Data provided as part of the assignment is loaded and processed below. In addition, a .csv of abbreviated stressor names (author's own work, and not based on any standardised practice) created for this assignment is loaded in.

Code chunks and tables have been placed in collapsible elements to improve document readability.
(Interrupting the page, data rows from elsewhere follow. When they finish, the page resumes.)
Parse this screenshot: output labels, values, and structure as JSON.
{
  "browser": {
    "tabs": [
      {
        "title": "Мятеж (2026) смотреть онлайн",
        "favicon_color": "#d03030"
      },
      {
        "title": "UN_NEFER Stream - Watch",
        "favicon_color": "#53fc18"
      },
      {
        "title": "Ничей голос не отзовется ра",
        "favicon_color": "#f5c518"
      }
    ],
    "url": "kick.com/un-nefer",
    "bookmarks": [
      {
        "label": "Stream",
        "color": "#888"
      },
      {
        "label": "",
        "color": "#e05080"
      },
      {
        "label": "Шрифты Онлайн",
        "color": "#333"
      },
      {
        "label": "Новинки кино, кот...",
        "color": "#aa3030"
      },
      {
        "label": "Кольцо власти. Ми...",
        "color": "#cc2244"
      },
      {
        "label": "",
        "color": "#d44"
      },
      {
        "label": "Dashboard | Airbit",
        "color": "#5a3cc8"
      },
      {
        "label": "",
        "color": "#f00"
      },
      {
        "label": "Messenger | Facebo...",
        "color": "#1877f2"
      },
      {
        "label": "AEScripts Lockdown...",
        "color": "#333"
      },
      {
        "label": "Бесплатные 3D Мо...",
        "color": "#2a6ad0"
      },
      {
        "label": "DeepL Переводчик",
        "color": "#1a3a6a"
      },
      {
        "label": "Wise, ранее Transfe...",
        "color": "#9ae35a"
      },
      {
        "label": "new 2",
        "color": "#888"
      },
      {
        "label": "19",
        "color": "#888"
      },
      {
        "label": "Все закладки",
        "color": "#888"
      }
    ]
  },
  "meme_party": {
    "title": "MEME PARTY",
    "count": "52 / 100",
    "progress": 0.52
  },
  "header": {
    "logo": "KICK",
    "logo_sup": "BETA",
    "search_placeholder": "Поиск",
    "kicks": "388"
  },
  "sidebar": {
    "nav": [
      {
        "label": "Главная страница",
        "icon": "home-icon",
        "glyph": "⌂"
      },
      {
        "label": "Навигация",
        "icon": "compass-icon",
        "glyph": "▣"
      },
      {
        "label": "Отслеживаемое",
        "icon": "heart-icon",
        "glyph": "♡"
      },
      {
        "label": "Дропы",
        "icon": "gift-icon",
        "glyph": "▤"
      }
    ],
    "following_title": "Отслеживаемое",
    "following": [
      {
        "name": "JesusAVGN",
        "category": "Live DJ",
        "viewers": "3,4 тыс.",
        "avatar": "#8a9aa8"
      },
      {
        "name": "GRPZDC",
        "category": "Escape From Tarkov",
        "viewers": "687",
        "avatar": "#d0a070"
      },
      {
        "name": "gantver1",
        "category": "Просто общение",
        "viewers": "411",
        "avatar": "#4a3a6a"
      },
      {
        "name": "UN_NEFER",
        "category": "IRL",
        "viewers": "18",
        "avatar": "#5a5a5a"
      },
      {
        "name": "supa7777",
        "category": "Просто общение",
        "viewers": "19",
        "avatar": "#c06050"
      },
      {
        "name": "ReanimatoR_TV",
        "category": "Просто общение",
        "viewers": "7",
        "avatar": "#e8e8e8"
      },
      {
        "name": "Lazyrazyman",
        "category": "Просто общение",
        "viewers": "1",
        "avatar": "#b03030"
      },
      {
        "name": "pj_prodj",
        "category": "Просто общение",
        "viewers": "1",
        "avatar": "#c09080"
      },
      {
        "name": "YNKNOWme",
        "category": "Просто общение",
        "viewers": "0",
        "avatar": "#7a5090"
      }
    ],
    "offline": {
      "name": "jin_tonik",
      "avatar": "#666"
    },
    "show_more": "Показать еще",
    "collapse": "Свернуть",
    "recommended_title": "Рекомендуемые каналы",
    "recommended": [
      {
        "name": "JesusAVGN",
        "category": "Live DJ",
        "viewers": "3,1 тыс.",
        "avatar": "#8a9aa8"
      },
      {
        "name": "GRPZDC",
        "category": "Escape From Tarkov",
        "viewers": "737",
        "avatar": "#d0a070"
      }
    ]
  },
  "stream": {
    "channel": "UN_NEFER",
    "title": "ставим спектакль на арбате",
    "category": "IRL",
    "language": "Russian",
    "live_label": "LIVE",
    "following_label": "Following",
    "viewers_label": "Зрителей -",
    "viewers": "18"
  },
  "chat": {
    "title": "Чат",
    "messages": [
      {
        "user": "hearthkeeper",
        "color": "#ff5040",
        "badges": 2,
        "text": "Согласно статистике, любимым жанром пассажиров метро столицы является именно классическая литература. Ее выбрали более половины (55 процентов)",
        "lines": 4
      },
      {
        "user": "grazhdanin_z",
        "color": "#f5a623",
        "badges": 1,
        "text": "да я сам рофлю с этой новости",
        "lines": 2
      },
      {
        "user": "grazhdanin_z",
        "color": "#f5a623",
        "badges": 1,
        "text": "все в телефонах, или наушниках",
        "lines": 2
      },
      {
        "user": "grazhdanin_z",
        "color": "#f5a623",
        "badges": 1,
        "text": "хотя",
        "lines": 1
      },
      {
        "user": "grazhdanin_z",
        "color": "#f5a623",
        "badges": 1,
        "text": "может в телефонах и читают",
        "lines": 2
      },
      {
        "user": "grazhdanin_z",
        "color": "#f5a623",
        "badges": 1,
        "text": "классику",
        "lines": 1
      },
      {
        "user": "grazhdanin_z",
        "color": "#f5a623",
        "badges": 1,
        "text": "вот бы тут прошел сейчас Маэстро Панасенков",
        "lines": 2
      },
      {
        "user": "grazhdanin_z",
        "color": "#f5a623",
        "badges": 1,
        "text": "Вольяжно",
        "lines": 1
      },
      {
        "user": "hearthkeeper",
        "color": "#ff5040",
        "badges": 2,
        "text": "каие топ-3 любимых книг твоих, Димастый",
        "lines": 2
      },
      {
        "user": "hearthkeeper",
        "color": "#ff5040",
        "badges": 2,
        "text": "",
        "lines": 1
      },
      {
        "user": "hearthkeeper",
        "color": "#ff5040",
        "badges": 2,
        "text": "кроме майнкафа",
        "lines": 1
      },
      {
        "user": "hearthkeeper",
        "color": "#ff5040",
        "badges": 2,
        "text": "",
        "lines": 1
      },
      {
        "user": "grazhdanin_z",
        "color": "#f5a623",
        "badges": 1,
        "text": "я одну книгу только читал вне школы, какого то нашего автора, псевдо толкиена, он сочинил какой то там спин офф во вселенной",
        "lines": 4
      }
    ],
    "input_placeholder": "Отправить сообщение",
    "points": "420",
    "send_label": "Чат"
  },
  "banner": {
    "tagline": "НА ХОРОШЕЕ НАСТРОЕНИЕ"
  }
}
Click the "▶ Show code" (or similar) button to show the section.

```{r data, echo=FALSE, warning=FALSE}
exposure <- read_excel(path = "data/Exposure_data_AEP.xlsx", sheet = 2)

sites <- read_excel(path = "data/Exposure_data_AEP.xlsx", sheet = 3) |>
  # No samples included in the dataset were taken from Hotranelva.
  filter(SITE_NAME != "Hotranelva") |>
  # Order sites left to right
  arrange(LONGITUDE) |>
  mutate(SITE_NAME = fct_inorder(SITE_NAME))

all_data <- left_join(exposure, sites, by = "SITE_CODE")

mcpa_exposure <- all_data %>% filter(STRESSOR_ID == 21)

all_stressors <- all_data %>%
  select(STRESSOR_ID, STRESSOR_NAME, CAS, INCHIKEY) %>%
  unique() |>
  # Abbreviate chemical names for neater graphs
  left_join(y = read_csv("data/stressor_acronyms.csv", show_col_types = FALSE), by = "STRESSOR_NAME") |>
  select(STRESSOR_NAME, STRESSOR_ACRONYM)

# Verify/validate data
# Is the same unit used throughout?
if (length(all_data$MEASURED_UNIT %>% unique()) != 1) {
  print("Multiple units.")
}

# Set ggplot theme
theme_set(new = theme_few())
```

Next, maps of Europe from the `giscoR` package are loaded and cropped to the relevant area, and the provided site data is converted to an `sf` object for compatibility with `sf`'s GIS functions.

```{r gis_setup, warning=FALSE}
# Get a map of Europe
gisco_Europe <- gisco_get_countries(epsg = 4326, region = "Europe") 

sites_sf <- st_as_sf(sites, coords = c("LONGITUDE", "LATITUDE"), crs = 4326) |> 
  select(-COORDINATE_SYSTEM, -SITE_CODE)
```

## Task A: Import and Visualise Spatiotemporal Exposure Data

Measured concentrations for 40 stressors across 5 sites were imported. Concentrations of 2-methyl-4-chlorophenoxyacetic acid (MCPA), a phenoyx herbicide, were measured over a 5-month period in 2019, 1-8 times, site depending. Data were plotted as a scatter plot/line graph to show spatial (site) and temporal (sampling date) variation. 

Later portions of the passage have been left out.